The wall had my back, as I kicked the toe of my pink Cons into the floor and contemplated how it was I got here. It started with a bout of "drink and mail." Far more dangerous than "drink and dial," which only embarrasses you with friends and ex-lovers. "Drink and mail" can embarrass you with complete strangers, including pop culture idols whose shrine you worship at.
I had always believed I had the perfect pick up line for Dave Grohl. Then one lonely Saturday night, I let Jose Cuervo talk me into e-mailing it to the Foo Fighters home page. "In an alternate reality, on the way home from work I screwed my courage to the sticking point, and stopped into the Satyricon, and you bought me a beer, because drummers dig me." I followed this opening line with a rambling description of that reality, complete with a major brawl between Courtney Love and I.
The resulting reply was a history lesson, on Scream, Bleach, and his invitation to join Nirvana in 1990. Feeling stung by the tone of the e-mail, which I imagined to be penned by some pimply faced intern, and sarcasm being my nature, I hit reply and wrote "Just my luck, I would have screwed Pete and not Ringo."
I thought that would be the end of it, but the next day I got another e-mail praising the creativity, if not the historical veracity or grammatical correctness, of the scenario, "Especially, the cat fight. Do you think Linda and Yoko ever pulled each others hair?" A flirty correspondence sprung up, then tickets and this invitation by FedEx. And here I stood, feeling ill at ease, waiting.
And then he appeared, looking like my idealized high school boyfriend, the scruffy face, the hair just asking to have fingers run through it, black T-shirt and lived in Levi's. I smiled my mood lightening. I watched him make the rounds, laughing with friends, giving hugs to women, lighting up a cigarette as two men cornered him and engaged him in serious conversation, slowly working his way over to collect two beers and make his way to where I stood.
Offering one to me he said, "So drummers dig you, huh?"
Accepting the beer, I grinned and said, "Yeah, you tell me why."
We talked for a minute about everything and nothing in particular; he took a drag off his cigarette, and gave a nod of acknowledgement to a group across the room. "Hang around for a bit, I want to talk to you again." And he was off.

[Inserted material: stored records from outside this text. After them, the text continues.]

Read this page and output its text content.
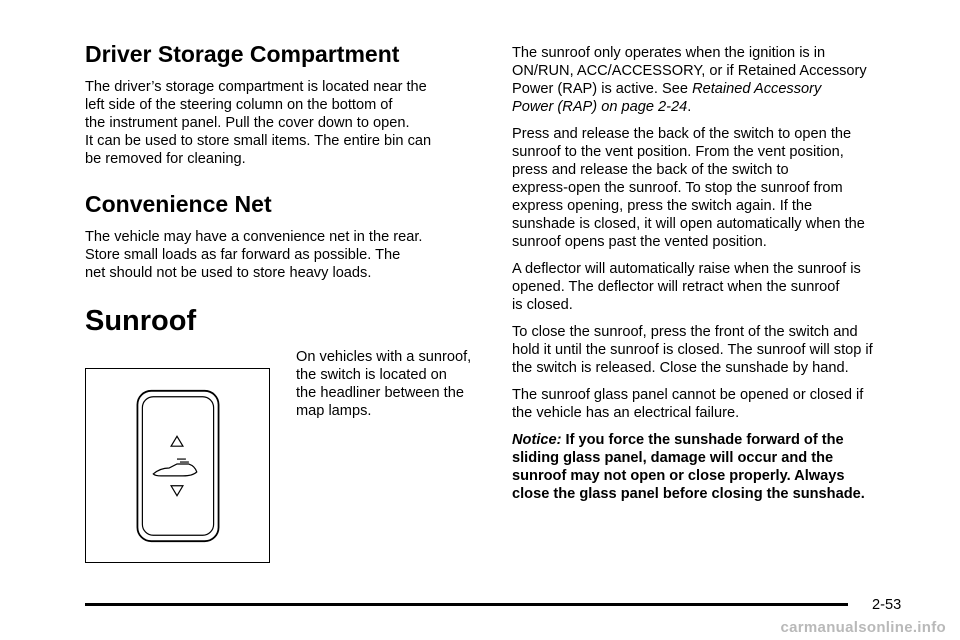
Driver Storage Compartment

The driver’s storage compartment is located near the
left side of the steering column on the bottom of
the instrument panel. Pull the cover down to open.
It can be used to store small items. The entire bin can
be removed for cleaning.

Convenience Net

The vehicle may have a convenience net in the rear.
Store small loads as far forward as possible. The
net should not be used to store heavy loads.

Sunroof

On vehicles with a sunroof,
the switch is located on
the headliner between the
map lamps.

The sunroof only operates when the ignition is in
ON/RUN, ACC/ACCESSORY, or if Retained Accessory
Power (RAP) is active. See Retained Accessory
Power (RAP) on page 2-24.

Press and release the back of the switch to open the
sunroof to the vent position. From the vent position,
press and release the back of the switch to
express-open the sunroof. To stop the sunroof from
express opening, press the switch again. If the
sunshade is closed, it will open automatically when the
sunroof opens past the vented position.

A deflector will automatically raise when the sunroof is
opened. The deflector will retract when the sunroof
is closed.

To close the sunroof, press the front of the switch and
hold it until the sunroof is closed. The sunroof will stop if
the switch is released. Close the sunshade by hand.

The sunroof glass panel cannot be opened or closed if
the vehicle has an electrical failure.

Notice: If you force the sunshade forward of the
sliding glass panel, damage will occur and the
sunroof may not open or close properly. Always
close the glass panel before closing the sunshade.

2-53
carmanualsonline.info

I finished my beer, and drank another. He'd been working the room for about an hour, and suddenly looked trapped. I decided to make this an opportunity to reinsert myself into our conversation. I grabbed two beers and made my way over to him. He saw me coming and drained the bottle he had been nursing. I handed him a new one and pulled out my lighter to light the cigarette he placed between his lips.
"...what about Metallica?" the other party was asking.

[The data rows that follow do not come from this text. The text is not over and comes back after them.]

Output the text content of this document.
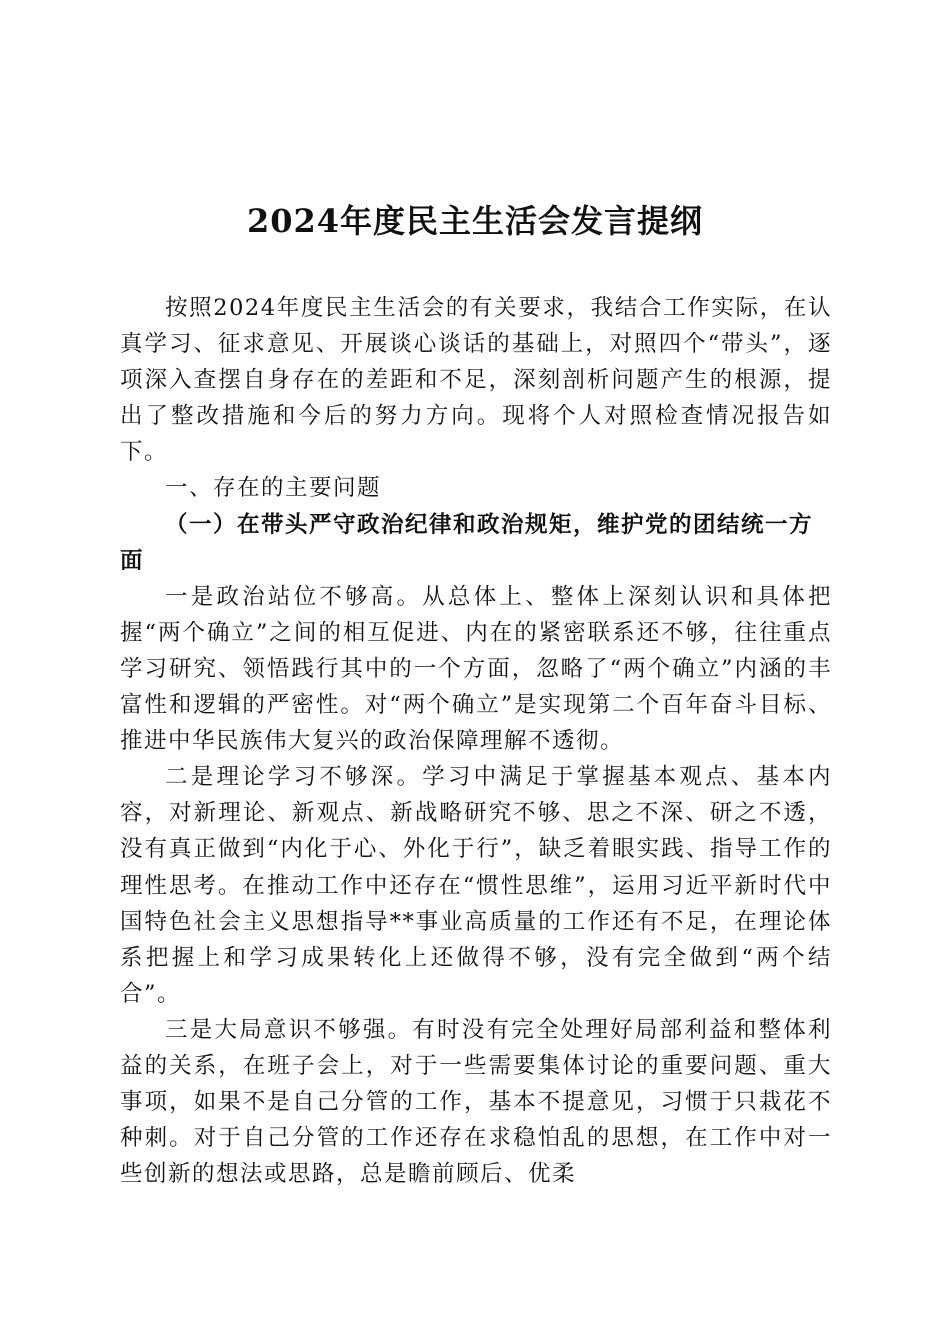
2024年度民主生活会发言提纲

按照2024年度民主生活会的有关要求，我结合工作实际，在认真学习、征求意见、开展谈心谈话的基础上，对照四个“带头”，逐项深入查摆自身存在的差距和不足，深刻剖析问题产生的根源，提出了整改措施和今后的努力方向。现将个人对照检查情况报告如下。

一、存在的主要问题

（一）在带头严守政治纪律和政治规矩，维护党的团结统一方面

一是政治站位不够高。从总体上、整体上深刻认识和具体把握“两个确立”之间的相互促进、内在的紧密联系还不够，往往重点学习研究、领悟践行其中的一个方面，忽略了“两个确立”内涵的丰富性和逻辑的严密性。对“两个确立”是实现第二个百年奋斗目标、推进中华民族伟大复兴的政治保障理解不透彻。

二是理论学习不够深。学习中满足于掌握基本观点、基本内容，对新理论、新观点、新战略研究不够、思之不深、研之不透，没有真正做到“内化于心、外化于行”，缺乏着眼实践、指导工作的理性思考。在推动工作中还存在“惯性思维”，运用习近平新时代中国特色社会主义思想指导**事业高质量的工作还有不足，在理论体系把握上和学习成果转化上还做得不够，没有完全做到“两个结合”。

三是大局意识不够强。有时没有完全处理好局部利益和整体利益的关系，在班子会上，对于一些需要集体讨论的重要问题、重大事项，如果不是自己分管的工作，基本不提意见，习惯于只栽花不种刺。对于自己分管的工作还存在求稳怕乱的思想，在工作中对一些创新的想法或思路，总是瞻前顾后、优柔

Without looking at the other party, I ran my fingers through Dave's hair and said "Metallica are a bunch of whiny pussies that ruined Napster for everyone."
Dave laughed and said, "That's why drummers dig you. Do you want to go someplace a little more private?"
"Only since I got here," I replied. "Excuse us." I smiled at the other man as Dave led me off. "So where are we going? Up to your room and we can compare tattoos? Or the nearest broom closet?"
We stopped and he backed me into the wall, and ran his hand up under my shirt, brushing his thumb over my bra and hardening nipple. He held my gaze. I exhaled a breath that I didn't know I had been holding; I reached up and pulled his face to mine. It started slowly at first, a tentative touch of lips and exploration of tongues, building to a rolling boil of passion. As Dave broke the kiss, I raised myself on my tiptoes trying to follow, and I heard him say, " The broom closet is closer." He ran his hands over my shoulders, and leaned in and stole another kiss, before saying, "but I am dying to discover your tattoos."
"Whatever...just kiss me again before you take me there." I said and wrapped my arms around his waist, pulling him into me as his lips devoured me again.
I put my hands on his chest, and pushed him away slightly. With heavy breath I said "You better take me there soon, or some lucky Paparazzi is going to shoot the picture of a lifetime."
He grinned and took my hand. "One flight and then, we'll catch the elevator. I don't want to go through the Lobby..." He let it trail off and shrugged.
"What room are you in?"
"513," he said opening the door to the stairs.
"I'll race you," I said sprinting past him, and getting a good head start, but he caught me on the third floor, and took what little breath I had away by kissing me again. He caught my lower lip between his teeth, and gently pulled away, before running his tongue up my jaw line to my ear, where he whispered "That was not fair." His hands found my breasts, and slightly teased the nipples, and nibbled on my ear lobe before whispering "But neither is this," My knees gave out slightly as he abruptly let go of me, running up the remaining flights taking the stairs two at a time.